Schedule

1. Text As Data

In the first week of the course we will learn about typical goals of quantitative text analysis projects. We will focus on the fact that a unifying goal of almost all text analysis projects is the measurement of some kind of social concept. We will discuss some of the core challenges of using statistical methods to characterise latent concepts using text data and we will explore the criteria that we would ideally like to meet in applied projects.

We will also learn about how to represent text as quantitative data. We will discuss the assumptions we make (often implicitly) when defining our corpora and how we represent texts in quantitative forms. In practical terms, we will learn about document-feature matrices, feature selection, stemming, lemmatization, and n-grams. We will also discuss how selection of documents and features can be consequential for the outcomes and conclusions of any text-as-data analyses.

Essential readings:

  1. J. Grimmer, M. E. Roberts, and B. M. Stewart., Text as Data: A New Framework for Machine Learning and the Social Sciences., Princeton University Press, 2022. – Chapters 3, 4 and 5
  2. K. Benoit., “Text as data: An overview”., In: The SAGE Handbook of Research Methods in Political Science and International Relations, SAGE Publishing, London (forthcoming) (2020). – Available here

Recommended readings:

  1. J. Grimmer and B. M. Stewart., “Text as data: The promise and pitfalls of automatic content analysis methods for political texts”., In: Political Analysis 21.3 (2013), pp. 267–297.
  2. M. J. Denny and A. Spirling., “Text preprocessing for unsupervised learning: Why it matters, when it misleads, and what to do about it”., In: Political Analysis 26.2 (2018), pp. 168–189.

Seminar application: Introduction to quanteda.

2. Dictionaries

This week we will consider dictionary methods, which form a bridge between traditional qualitative approaches to text analysis and quantitative methods that we study on this course. We will introduce some of the principals of good measurement in social science and discuss the essential role of validation in any text analysis project. We will learn how to apply and interpret dictionaries to capture a range of concepts relevant to a wide variety of questions in social science.

Essential readings:

  1. J. Grimmer, M. E. Roberts, and B. M. Stewart., Text as Data: A New Framework for Machine Learning and the Social Sciences., Princeton University Press, 2022. – Chapters 15 and 16
  2. B. E. Lauderdale., Pragmatic Social Measurement., In Progress, 2022. – Chapter 3, “Measurement Error”, available here

Recommended readings:

  1. A. D. Kramer, J. E. Guillory, and J. T. Hancock., “Experimental evidence of massive-scale emotional contagion through social networks”., In: Proceedings of the National Academy of Sciences 111.24 (2014), pp. 8788–8790.
  2. T. Loughran and B. McDonald., “When is a liability not a liability? Textual analysis, dictionaries, and 10-Ks”., In: The Journal of Finance 66.1 (2011), pp. 35–65.
  3. L. Hargrave and J. Blumenau., “No Longer Conforming to Stereotypes? Gender, Political Style and Parliamentary Debate in the UK”., In: British Journal of Political Science (2021), pp. 1–18.

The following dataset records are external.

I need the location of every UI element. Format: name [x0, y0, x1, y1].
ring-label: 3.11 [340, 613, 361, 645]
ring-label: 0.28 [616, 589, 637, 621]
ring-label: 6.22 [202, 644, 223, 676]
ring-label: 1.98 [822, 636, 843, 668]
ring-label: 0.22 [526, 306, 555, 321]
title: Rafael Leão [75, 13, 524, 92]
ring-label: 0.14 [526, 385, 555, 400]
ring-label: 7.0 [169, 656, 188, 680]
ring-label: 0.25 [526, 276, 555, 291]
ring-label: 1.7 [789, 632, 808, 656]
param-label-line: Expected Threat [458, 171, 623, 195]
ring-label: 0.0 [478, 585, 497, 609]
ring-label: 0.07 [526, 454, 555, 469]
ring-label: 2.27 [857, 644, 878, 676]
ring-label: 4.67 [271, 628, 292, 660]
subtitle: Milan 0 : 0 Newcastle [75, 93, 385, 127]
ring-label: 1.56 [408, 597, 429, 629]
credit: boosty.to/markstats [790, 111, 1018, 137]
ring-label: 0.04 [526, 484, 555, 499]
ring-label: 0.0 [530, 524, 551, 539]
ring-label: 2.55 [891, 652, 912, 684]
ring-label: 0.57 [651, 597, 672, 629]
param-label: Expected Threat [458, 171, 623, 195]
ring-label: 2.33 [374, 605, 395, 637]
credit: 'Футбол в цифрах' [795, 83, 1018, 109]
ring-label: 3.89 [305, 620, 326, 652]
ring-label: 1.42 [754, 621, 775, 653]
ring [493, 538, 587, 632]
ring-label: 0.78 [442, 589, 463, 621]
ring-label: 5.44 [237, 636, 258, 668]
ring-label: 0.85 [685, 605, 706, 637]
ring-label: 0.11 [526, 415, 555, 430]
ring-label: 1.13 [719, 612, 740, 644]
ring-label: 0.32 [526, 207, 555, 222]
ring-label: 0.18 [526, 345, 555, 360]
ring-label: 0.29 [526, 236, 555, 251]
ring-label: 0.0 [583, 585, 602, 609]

Seminar application: Constructing, applying and validating dictionaries.

3. Similarity, Difference and Complexity

This week we will study methods for grouping texts that are similar and distinguishing between texts that are different. We will learn about the vector space model, which connects to many of the approaches that we cover later in the course. We will also learn about weighting strategies for text – such as tf-idf weighting – and we will learn about why wordclouds suck fail to use the full set of visual dimensions available for communicating meaning. Finally, we will consider methods for measuring the lexical complexity and readability of different texts.

Essential readings:

  1. J. Grimmer, M. E. Roberts, and B. M. Stewart., Text as Data: A New Framework for Machine Learning and the Social Sciences., Princeton University Press, 2022. – Chapters 7 and 11

Recommended readings:

  1. A. Hager and H. Hilbig., “Does public opinion affect political speech?”, In: American Journal of Political Science 64.4 (2020), pp. 921–937.
  2. B. L. Monroe, M. P. Colaresi, and K. M. Quinn., “Fightin’words: Lexical feature selection and evaluation for identifying the content of political conflict”., In: Political Analysis 16.4 (2008), pp. 372–403.
  3. K. Benoit, K. Munger, and A. Spirling., “Measuring and explaining political sophistication through textual complexity”., In: American Journal of Political Science 63.2 (2019), pp. 491–508.
  4. A. Spirling., “Democratization and linguistic complexity: The effect of franchise extension on parliamentary discourse, 1832–1915”., In: The Journal of Politics 78.1 (2016), pp. 120–136.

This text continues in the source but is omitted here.